In a separate letter, the American Forest & Paper Association also opposed the bill as a “rushed, one-size-fits-all” policy.
The bill wasn’t the only EPR proposal brought forth this year in New York, but it captured the most attention. A similar EPR for packaging bill, S1064, did not gain traction. Gov. Kathy Hochul also included her own EPR for packaging program in a budget proposal, but it did not appear in the final budget. The National Waste and Recycling Association has said it does not believe any of the EPR policies proposed would meaningfully solve major recycling issues such as contamination or inadequate markets for recycled materials.
Though the bills failed to move forward this year, the issue could come up again sometime during the next legislative session that starts in January. “We live to fight another day,” said Judith Enck, president of Beyond Plastics, in an email.
A proposed bottle bill expansion, S237, also failed to move forward this year and was still stuck in committee at the end of the session.

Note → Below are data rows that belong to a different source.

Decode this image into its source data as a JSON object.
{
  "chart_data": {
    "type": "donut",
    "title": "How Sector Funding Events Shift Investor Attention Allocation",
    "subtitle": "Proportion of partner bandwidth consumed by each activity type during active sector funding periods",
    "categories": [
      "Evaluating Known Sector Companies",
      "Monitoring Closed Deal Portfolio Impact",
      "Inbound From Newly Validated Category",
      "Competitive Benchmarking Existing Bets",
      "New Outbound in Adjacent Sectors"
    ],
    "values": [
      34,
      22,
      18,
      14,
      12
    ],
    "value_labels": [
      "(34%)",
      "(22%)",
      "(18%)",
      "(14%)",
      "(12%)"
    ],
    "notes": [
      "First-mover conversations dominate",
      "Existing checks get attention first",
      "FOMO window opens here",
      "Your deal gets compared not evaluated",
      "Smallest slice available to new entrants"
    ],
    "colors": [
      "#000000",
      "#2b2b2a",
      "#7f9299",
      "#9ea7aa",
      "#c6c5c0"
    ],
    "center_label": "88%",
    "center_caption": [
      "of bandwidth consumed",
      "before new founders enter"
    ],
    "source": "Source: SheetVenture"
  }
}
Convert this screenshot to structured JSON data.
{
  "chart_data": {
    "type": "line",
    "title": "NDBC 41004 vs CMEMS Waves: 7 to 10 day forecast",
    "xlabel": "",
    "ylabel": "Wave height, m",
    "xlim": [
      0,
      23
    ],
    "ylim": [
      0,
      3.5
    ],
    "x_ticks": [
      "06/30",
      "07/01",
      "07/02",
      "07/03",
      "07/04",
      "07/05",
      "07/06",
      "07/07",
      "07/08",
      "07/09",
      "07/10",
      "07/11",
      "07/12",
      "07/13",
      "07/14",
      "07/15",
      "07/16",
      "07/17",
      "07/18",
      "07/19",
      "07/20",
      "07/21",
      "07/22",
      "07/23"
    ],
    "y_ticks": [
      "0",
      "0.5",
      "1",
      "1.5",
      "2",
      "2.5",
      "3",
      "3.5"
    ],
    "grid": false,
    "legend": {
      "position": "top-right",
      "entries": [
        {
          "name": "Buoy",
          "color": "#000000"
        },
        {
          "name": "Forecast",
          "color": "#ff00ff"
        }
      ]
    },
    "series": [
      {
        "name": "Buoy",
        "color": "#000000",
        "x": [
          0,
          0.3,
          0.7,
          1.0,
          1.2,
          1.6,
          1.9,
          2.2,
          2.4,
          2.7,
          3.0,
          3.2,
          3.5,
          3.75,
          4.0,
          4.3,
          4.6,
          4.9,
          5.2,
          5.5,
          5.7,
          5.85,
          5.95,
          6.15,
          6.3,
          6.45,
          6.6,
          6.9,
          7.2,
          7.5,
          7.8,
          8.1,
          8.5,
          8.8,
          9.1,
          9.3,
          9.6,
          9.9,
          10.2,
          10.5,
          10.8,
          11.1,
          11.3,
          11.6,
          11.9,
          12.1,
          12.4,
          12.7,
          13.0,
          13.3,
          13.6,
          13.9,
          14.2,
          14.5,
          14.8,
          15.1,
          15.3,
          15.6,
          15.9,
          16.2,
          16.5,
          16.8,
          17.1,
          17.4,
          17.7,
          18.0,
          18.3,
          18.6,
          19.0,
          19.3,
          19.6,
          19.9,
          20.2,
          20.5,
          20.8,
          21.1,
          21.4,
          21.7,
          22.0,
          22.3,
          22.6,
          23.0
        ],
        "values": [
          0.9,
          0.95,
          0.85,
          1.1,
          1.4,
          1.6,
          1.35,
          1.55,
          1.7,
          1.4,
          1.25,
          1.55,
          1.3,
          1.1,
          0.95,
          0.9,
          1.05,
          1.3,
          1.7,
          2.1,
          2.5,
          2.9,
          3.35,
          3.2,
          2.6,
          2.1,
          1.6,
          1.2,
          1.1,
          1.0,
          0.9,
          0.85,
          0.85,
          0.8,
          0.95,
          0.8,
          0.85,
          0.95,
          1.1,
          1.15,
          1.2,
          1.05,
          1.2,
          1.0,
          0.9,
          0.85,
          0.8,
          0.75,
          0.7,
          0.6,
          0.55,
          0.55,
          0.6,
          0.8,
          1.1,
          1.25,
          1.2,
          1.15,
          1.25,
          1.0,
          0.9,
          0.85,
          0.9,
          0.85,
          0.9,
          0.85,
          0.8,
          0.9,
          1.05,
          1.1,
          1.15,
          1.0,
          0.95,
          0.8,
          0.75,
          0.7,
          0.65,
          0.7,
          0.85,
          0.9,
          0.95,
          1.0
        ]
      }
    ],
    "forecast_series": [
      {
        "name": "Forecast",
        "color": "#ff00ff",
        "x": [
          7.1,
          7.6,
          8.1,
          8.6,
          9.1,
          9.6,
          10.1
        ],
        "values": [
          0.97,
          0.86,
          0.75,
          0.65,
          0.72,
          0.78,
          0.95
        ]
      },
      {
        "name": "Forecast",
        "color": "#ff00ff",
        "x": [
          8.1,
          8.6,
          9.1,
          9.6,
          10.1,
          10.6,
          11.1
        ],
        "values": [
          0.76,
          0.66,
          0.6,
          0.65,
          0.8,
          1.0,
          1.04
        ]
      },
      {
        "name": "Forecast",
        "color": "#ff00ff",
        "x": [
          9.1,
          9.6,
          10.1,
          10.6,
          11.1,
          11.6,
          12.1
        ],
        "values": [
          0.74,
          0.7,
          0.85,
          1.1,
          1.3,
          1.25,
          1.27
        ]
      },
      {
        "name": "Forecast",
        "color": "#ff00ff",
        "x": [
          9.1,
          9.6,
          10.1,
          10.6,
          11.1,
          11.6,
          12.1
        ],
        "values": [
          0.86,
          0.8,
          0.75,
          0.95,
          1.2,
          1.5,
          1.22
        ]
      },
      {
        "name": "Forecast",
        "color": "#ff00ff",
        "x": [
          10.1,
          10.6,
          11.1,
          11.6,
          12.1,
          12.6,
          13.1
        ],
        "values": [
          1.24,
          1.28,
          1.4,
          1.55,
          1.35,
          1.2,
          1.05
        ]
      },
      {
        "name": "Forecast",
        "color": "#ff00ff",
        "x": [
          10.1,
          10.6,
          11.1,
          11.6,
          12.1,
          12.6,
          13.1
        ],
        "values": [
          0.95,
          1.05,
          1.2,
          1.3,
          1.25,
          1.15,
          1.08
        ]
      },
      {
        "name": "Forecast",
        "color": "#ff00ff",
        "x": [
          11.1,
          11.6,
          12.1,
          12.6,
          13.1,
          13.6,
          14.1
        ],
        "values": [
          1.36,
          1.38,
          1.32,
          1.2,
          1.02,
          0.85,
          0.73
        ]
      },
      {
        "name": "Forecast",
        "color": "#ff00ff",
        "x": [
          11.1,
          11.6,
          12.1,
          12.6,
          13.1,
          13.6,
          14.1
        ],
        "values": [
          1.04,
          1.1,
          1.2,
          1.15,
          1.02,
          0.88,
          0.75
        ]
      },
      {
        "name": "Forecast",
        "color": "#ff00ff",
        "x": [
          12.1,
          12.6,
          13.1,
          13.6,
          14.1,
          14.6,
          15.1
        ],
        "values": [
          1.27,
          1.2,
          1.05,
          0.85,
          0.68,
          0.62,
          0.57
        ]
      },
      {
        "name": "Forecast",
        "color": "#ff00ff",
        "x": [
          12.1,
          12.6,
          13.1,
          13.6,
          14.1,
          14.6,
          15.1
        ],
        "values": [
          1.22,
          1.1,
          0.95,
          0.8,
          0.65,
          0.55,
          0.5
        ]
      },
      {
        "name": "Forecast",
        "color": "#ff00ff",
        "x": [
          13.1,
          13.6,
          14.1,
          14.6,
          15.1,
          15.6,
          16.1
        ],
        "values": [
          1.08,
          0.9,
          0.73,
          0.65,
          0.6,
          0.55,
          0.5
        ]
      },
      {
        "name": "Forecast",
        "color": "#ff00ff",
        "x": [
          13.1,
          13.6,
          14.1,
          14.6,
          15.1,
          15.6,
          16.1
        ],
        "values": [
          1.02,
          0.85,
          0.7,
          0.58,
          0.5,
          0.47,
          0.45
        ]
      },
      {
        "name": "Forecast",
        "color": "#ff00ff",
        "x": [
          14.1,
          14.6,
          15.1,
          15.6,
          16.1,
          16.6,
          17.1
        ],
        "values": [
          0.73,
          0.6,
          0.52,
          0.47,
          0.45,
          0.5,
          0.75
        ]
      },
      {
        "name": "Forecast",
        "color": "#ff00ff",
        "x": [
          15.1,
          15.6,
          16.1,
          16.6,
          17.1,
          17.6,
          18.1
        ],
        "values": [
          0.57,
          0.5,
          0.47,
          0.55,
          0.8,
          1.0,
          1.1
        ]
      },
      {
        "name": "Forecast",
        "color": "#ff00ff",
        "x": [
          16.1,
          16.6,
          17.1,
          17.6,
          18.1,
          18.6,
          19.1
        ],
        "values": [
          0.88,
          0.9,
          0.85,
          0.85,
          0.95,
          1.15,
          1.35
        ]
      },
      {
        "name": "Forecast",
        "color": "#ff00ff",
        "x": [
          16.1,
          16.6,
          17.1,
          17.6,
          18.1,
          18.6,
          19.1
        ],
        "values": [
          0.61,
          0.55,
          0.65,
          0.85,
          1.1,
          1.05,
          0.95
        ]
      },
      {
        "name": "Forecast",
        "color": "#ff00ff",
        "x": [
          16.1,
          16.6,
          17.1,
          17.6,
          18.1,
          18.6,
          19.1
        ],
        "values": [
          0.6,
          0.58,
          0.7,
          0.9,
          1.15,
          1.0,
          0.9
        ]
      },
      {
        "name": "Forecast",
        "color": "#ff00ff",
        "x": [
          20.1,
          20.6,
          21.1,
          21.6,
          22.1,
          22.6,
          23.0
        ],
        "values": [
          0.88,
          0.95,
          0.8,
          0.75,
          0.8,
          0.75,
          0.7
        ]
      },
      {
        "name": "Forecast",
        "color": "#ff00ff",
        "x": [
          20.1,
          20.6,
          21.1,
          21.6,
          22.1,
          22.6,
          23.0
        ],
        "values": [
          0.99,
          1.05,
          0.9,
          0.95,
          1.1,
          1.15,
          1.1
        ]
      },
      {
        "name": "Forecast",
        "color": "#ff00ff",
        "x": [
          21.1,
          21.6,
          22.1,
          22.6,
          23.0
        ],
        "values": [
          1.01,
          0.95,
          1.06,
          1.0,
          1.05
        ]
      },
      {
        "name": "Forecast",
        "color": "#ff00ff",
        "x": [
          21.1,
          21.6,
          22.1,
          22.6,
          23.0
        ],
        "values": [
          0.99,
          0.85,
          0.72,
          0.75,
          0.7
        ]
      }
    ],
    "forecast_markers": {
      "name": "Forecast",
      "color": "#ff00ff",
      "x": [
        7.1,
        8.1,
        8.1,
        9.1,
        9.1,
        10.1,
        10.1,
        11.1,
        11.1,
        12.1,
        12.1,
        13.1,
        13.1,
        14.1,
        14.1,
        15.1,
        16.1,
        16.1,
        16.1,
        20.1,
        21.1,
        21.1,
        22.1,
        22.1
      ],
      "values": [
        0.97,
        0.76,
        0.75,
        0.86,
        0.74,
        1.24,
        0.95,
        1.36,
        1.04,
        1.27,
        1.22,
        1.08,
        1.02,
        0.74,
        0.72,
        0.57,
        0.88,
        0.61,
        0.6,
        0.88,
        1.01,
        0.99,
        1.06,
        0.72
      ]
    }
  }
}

That bill, dubbed by supporters such as Beyond Plastics as the “bigger, better bottle bill,” called to increase the deposit for beverage containers to 10 cents and increase the handling fee to six cents. More types of containers would be accepted, such as wine, liquor and cider, as well as certain soft drinks, juice, coffee and tea. The original version would also have created postconsumer recycled content requirements for returnable containers, but an amended bill eliminated some of those requirements.
Meanwhile, an EPR for mattresses bill, S6419, passed the Senate but did not come up for a vote in the Assembly before the end of the session.